No, you’re not on the wrong blog – this is not a book club. The plot of the book actually involves a group of terrorists set on destroying the only rare earths mine in the U.S.. Only Jason Bourne can save the U.S. from China extending its “dominion” over these highly critical minerals – hence our interest in the book.
While probably making for an entertaining read (and I have to admit, I haven’t read the book yet), McGroarty laments that, in spite of the fact that China indeed has a near-total monopoly on global rare earths supply, and shutting down the only domestic mine really would indeed represent a serious problem, the plot is “simply not credible.”
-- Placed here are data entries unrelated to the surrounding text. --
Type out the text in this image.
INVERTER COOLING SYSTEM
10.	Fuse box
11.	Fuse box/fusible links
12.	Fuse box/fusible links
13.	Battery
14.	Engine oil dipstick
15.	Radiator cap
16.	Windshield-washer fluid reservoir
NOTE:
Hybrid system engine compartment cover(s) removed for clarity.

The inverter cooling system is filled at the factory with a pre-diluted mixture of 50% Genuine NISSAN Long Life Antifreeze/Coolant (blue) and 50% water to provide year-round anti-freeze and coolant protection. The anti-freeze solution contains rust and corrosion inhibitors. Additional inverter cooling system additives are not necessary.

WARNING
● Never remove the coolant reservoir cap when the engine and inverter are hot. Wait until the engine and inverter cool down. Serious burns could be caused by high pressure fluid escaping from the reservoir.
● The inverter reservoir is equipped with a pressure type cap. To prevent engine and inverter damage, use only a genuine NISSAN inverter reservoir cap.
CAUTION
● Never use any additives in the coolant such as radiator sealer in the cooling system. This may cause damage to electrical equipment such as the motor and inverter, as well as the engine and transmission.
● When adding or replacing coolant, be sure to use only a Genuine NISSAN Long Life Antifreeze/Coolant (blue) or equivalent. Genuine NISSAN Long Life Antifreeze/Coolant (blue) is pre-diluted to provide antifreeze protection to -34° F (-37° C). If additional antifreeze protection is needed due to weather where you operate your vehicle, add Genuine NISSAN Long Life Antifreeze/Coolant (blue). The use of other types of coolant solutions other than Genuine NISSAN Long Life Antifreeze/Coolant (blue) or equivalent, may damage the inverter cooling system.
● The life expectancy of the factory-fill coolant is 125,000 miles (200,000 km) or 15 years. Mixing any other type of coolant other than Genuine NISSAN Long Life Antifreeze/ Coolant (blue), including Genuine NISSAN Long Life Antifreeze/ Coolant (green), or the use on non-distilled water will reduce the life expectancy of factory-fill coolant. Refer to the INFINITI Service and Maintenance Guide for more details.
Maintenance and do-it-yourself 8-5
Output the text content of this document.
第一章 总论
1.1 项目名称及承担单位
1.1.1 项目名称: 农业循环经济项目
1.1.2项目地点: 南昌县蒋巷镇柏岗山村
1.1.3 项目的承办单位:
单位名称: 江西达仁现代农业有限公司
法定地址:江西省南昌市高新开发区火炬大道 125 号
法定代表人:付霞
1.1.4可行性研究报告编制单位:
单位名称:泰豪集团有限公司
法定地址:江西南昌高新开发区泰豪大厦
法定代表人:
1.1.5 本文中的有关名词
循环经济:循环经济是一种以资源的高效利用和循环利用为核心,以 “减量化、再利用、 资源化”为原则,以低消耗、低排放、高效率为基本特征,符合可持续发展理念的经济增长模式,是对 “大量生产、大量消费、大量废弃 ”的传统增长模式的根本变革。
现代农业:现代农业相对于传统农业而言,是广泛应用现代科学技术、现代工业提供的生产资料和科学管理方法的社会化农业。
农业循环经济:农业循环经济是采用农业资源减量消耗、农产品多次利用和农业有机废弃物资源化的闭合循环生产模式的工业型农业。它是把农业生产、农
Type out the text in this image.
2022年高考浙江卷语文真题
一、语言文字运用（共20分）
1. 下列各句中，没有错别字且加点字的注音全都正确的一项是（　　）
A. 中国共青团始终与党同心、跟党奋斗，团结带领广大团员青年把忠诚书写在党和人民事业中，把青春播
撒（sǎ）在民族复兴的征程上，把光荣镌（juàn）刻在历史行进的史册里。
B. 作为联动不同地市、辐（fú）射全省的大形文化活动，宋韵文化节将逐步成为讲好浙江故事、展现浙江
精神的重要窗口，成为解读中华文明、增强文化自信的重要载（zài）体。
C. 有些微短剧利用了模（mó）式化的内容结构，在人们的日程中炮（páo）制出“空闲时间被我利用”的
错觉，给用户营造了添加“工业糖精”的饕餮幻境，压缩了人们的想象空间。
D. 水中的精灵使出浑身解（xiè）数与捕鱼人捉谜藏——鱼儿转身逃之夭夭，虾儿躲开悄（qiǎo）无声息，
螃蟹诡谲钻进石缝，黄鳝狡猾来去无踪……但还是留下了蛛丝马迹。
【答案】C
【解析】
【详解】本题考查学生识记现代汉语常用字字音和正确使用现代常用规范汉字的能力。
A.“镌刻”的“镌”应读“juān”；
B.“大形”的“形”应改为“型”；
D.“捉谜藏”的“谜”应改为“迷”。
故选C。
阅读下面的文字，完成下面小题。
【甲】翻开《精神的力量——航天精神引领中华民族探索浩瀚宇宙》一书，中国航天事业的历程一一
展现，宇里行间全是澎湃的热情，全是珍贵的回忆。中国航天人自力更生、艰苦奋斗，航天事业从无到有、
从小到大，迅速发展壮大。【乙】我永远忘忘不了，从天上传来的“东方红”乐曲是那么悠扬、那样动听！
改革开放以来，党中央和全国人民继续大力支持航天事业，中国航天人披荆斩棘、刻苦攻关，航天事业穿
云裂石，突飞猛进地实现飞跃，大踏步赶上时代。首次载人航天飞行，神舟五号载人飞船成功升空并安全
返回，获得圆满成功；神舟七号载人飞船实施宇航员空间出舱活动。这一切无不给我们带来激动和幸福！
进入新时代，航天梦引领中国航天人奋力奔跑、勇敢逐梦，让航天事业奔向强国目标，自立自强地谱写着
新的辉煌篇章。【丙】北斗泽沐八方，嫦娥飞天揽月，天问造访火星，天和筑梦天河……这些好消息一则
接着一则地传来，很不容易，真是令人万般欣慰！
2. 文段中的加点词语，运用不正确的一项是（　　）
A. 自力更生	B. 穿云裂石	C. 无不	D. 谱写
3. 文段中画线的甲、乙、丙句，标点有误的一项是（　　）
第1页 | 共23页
The reality, while far more boring, is that it doesn’t take a terrorist network blowing up a mine to stop a major U.S. mining project. As McGroarty points out:
[A]ny group opposed to U.S. interests would simply need an anti-mining activist, a Wi-Fi connection and the email addresses of a few federal, state and local bureaucrats. A thousand Jason Bournes with arms-linked around the mine pit would be no match for a well-aimed question about an errant comma on page 15 of Appendix D-3 of any one of the scores of permitting documents required to bring a modern mine online in the U.S. today.
The just-released annual Behre Dolbear “Country Rankings for Mining Investment” report, underscores the fact that the U.S. while having gained a point in the ranking, still has the dubious honor of being tied with Papua New Guinea for having the lengthiest permitting process of the 25 major mining nations evaluated in the report.
In our world, as in Bourne’s, other countries step in to seize advantage when and where they can. Unless we streamline a process perennially judged to be the mining world’s worst, the U.S. will be begging or buying critical metals of all kinds from whatever countries continue to mine them, using whatever standards – or lack thereof – to pull them out of the ground.
Ultimately, McGroarty says, only U.S. policy makers could save the day. But who would go out and by that book?